Evaluating Information – Applying the “Craap” Test

When you search for information, you’re going to find lots of it . . . but is it good information? You will have to determine that for yourself, and the CRAAP Test can help. The CRAAP Test is a list of questions to help you evaluate the information you find. Different criteria will be more or less important depending on your situation or need.

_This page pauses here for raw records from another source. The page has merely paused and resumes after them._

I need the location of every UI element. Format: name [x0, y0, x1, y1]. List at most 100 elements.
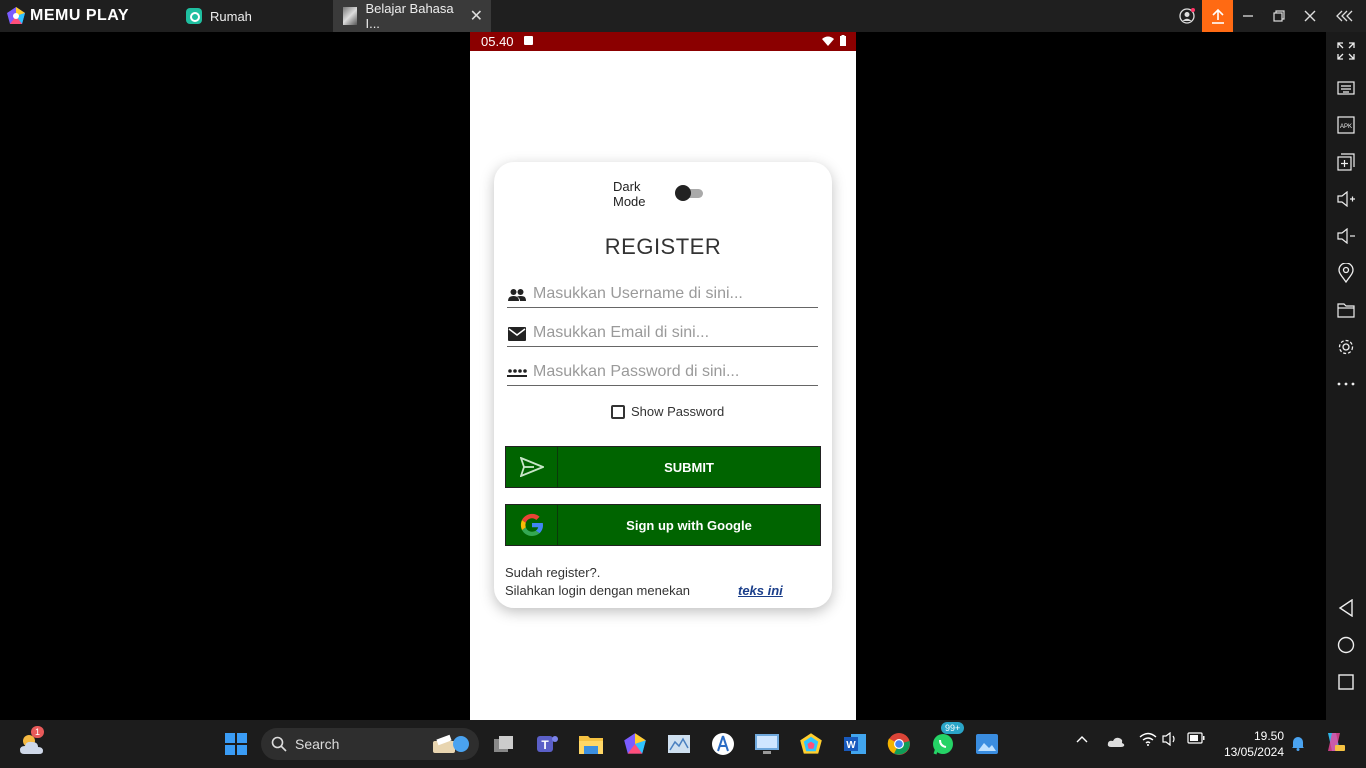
- volume-tray[interactable]: [1162, 731, 1178, 749]
- show-password-checkbox[interactable]: [611, 404, 625, 419]
- email-input[interactable]: [533, 321, 813, 345]
- android-home-button[interactable]: [1334, 633, 1358, 657]
- users-icon: [507, 285, 527, 305]
- brand: MEMU PLAY: [6, 6, 129, 26]
- minimize-button[interactable]: [1233, 0, 1263, 32]
- status-time: 05.40: [481, 34, 514, 49]
- title-bar: MEMU PLAY Rumah Belajar Bahasa I... ✕: [0, 0, 1366, 32]
- monitor-app[interactable]: [751, 728, 783, 760]
- page-title: REGISTER: [604, 234, 722, 259]
- chrome-icon: [887, 733, 910, 755]
- android-back-button[interactable]: [1334, 596, 1358, 620]
- fullscreen-button[interactable]: [1334, 39, 1358, 63]
- google-signup-label: Sign up with Google: [626, 517, 752, 533]
- task-view-icon: [494, 736, 513, 752]
- double-chevron-left-icon: [1336, 10, 1353, 22]
- android-status-bar: 05.40: [470, 32, 856, 51]
- battery-tray[interactable]: [1187, 732, 1205, 747]
- whatsapp-badge: 99+: [941, 722, 965, 734]
- teams-app[interactable]: T: [531, 728, 563, 760]
- weather-widget[interactable]: 1: [16, 726, 48, 760]
- tab-app[interactable]: Belajar Bahasa I... ✕: [333, 0, 491, 32]
- whatsapp-app[interactable]: 99+: [927, 722, 965, 760]
- username-input[interactable]: [533, 282, 813, 306]
- upload-icon: [1211, 8, 1224, 24]
- send-icon: [506, 447, 558, 487]
- upload-button[interactable]: [1202, 0, 1233, 32]
- windows-taskbar: 1 Search T W 99+ 19.50 13/05/2024: [0, 720, 1366, 768]
- memu-app[interactable]: [619, 728, 651, 760]
- account-button[interactable]: [1172, 0, 1202, 32]
- settings-button[interactable]: [1334, 335, 1358, 359]
- onedrive-tray[interactable]: [1107, 736, 1125, 751]
- dark-mode-switch[interactable]: [675, 184, 705, 202]
- login-prompt-text: Silahkan login dengan menekan: [505, 583, 691, 598]
- login-link[interactable]: teks ini: [738, 583, 783, 598]
- shared-folder-button[interactable]: [1334, 298, 1358, 322]
- minimize-icon: [1243, 15, 1253, 17]
- memu-play-window: MEMU PLAY Rumah Belajar Bahasa I... ✕ AP…: [0, 0, 1366, 768]
- svg-text:APK: APK: [1340, 124, 1352, 130]
- location-pin-icon: [1338, 263, 1354, 283]
- chart-app[interactable]: [663, 728, 695, 760]
- back-triangle-icon: [1338, 599, 1353, 617]
- fullscreen-icon: [1337, 42, 1355, 60]
- notification-icon: [524, 36, 533, 45]
- word-icon: W: [844, 734, 866, 754]
- keyboard-icon: [1337, 81, 1355, 95]
- google-signup-button[interactable]: Sign up with Google: [505, 504, 821, 546]
- notifications-button[interactable]: [1291, 735, 1305, 754]
- keyboard-button[interactable]: [1334, 76, 1358, 100]
- word-app[interactable]: W: [839, 728, 871, 760]
- photos-app[interactable]: [971, 728, 1003, 760]
- memu-multi-app[interactable]: [795, 728, 827, 760]
- cloud-icon: [1107, 737, 1125, 747]
- search-highlight-icon: [433, 734, 469, 753]
- chart-window-icon: [668, 735, 690, 753]
- recents-square-icon: [1338, 674, 1354, 690]
- memu-logo-icon: [7, 7, 25, 24]
- chrome-app[interactable]: [883, 728, 915, 760]
- password-input[interactable]: [533, 360, 813, 384]
- restore-icon: [1273, 10, 1285, 22]
- tab-home[interactable]: Rumah: [186, 0, 326, 32]
- bell-icon: [1292, 737, 1304, 751]
- home-circle-icon: [1337, 636, 1355, 654]
- compass-icon: [712, 733, 734, 755]
- task-view-button[interactable]: [488, 728, 520, 760]
- taskbar-clock[interactable]: 19.50 13/05/2024: [1218, 728, 1284, 760]
- multi-instance-button[interactable]: [1334, 150, 1358, 174]
- install-apk-button[interactable]: APK: [1334, 113, 1358, 137]
- wifi-tray[interactable]: [1139, 732, 1157, 749]
- volume-down-icon: [1337, 228, 1355, 244]
- close-window-button[interactable]: [1295, 0, 1325, 32]
- tray-overflow-button[interactable]: [1076, 732, 1088, 746]
- start-button[interactable]: [220, 728, 252, 760]
- volume-down-button[interactable]: [1334, 224, 1358, 248]
- google-logo-icon: [506, 505, 558, 545]
- memu-logo-icon: [624, 733, 646, 754]
- svg-text:W: W: [846, 740, 856, 751]
- clock-date: 13/05/2024: [1223, 745, 1284, 759]
- folder-icon: [579, 736, 603, 754]
- volume-up-button[interactable]: [1334, 187, 1358, 211]
- android-recents-button[interactable]: [1334, 670, 1358, 694]
- restore-button[interactable]: [1264, 0, 1294, 32]
- submit-button[interactable]: SUBMIT: [505, 446, 821, 488]
- password-dots-icon: [507, 363, 527, 383]
- copilot-button[interactable]: [1322, 730, 1346, 757]
- show-password-toggle[interactable]: Show Password: [611, 404, 724, 419]
- tab-close-icon[interactable]: ✕: [470, 6, 483, 26]
- location-button[interactable]: [1334, 261, 1358, 285]
- tab-home-label: Rumah: [210, 8, 252, 24]
- taskbar-search[interactable]: Search: [261, 728, 479, 760]
- file-explorer-app[interactable]: [575, 728, 607, 760]
- apk-icon: APK: [1337, 116, 1355, 134]
- switch-thumb: [675, 185, 691, 201]
- submit-label: SUBMIT: [664, 459, 714, 475]
- more-button[interactable]: [1334, 372, 1358, 396]
- collapse-sidebar-button[interactable]: [1330, 0, 1360, 32]
- android-studio-app[interactable]: [707, 728, 739, 760]
- photos-icon: [976, 734, 998, 754]
- search-placeholder: Search: [295, 736, 340, 752]
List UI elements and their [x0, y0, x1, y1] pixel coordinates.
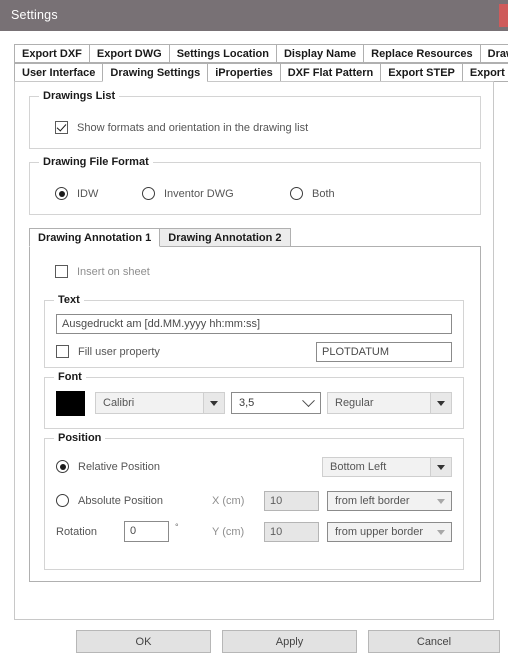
- drawings-list-group: Drawings List Show formats and orientati…: [29, 90, 481, 149]
- chevron-down-icon[interactable]: [203, 393, 224, 413]
- rotation-label: Rotation: [56, 526, 97, 538]
- text-group: Text Ausgedruckt am [dd.MM.yyyy hh:mm:ss…: [44, 294, 464, 368]
- fill-user-property-checkbox[interactable]: [56, 345, 69, 358]
- file-format-group: Drawing File Format IDW Inventor DWG Bot…: [29, 156, 481, 215]
- y-reference-value: from upper border: [335, 526, 424, 538]
- main-tabstrip: Export DXF Export DWG Settings Location …: [14, 44, 508, 82]
- font-style-value: Regular: [335, 397, 374, 409]
- tab-row-2: User Interface Drawing Settings iPropert…: [14, 63, 508, 82]
- font-group-title: Font: [54, 371, 86, 383]
- drawings-list-group-title: Drawings List: [39, 90, 120, 102]
- insert-on-sheet-label: Insert on sheet: [77, 266, 150, 278]
- chevron-down-icon[interactable]: [430, 458, 451, 476]
- x-reference-combo[interactable]: from left border: [327, 491, 452, 511]
- font-family-combo[interactable]: Calibri: [95, 392, 225, 414]
- show-formats-label: Show formats and orientation in the draw…: [77, 122, 309, 134]
- tab-iproperties[interactable]: iProperties: [207, 63, 280, 82]
- tab-drawing-annotation-1[interactable]: Drawing Annotation 1: [29, 228, 161, 247]
- both-radio[interactable]: [290, 187, 303, 200]
- text-group-title: Text: [54, 294, 84, 306]
- font-size-value: 3,5: [239, 397, 255, 409]
- tab-settings-location[interactable]: Settings Location: [168, 44, 276, 63]
- x-reference-value: from left border: [335, 495, 410, 507]
- tab-export-step[interactable]: Export STEP: [380, 63, 462, 82]
- annotation-panel: Insert on sheet Text Ausgedruckt am [dd.…: [29, 246, 481, 582]
- inventor-dwg-radio[interactable]: [142, 187, 155, 200]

Evaluation Criteria

Currency:

The timeliness of the information.

• When was the information published or posted?
• Has the information been revised or updated?
• Does your topic require current information, or will older sources work as well? Are the links functional?

Relevance:

The importance of the information for your needs.

• Does the information relate to your topic or answer your question?
• Who is the intended audience?
• Is the information at an appropriate level (i.e. not too elementary or advanced for your needs)?
• Have you looked at a variety of sources before determining this is one you will use?
• Would you be comfortable citing this source in your research paper?

Authority:

The source of the information.

• Who is the author/publisher/source/sponsor?
• What are the author’s credentials or organizational affiliations?
• Is the author qualified to write on the topic?
• Is there contact information, such as a publisher or email address? Does the URL reveal anything about the author or source? examples: .com .edu .gov .org .net

 Accuracy:

The reliability, truthfulness and correctness of the content.

• Where does the information come from?
• Is the information supported by evidence?
• Has the information been reviewed or refereed?
Can you verify any of the information in another source or from personal knowledge?
• Does the language or tone seem unbiased and free of emotion?
• Are there spelling, grammar or typographical errors?

Purpose:

The reason the information exists.

• What is the purpose of the information? Is it to inform, teach, sell, entertain or persuade?
• Do the authors/sponsors make their intentions or purpose clear?
• Is the information fact, opinion or propaganda?
• Does the point of view appear objective and impartial?
• Are there political, ideological, cultural, religious, institutional or personal biases?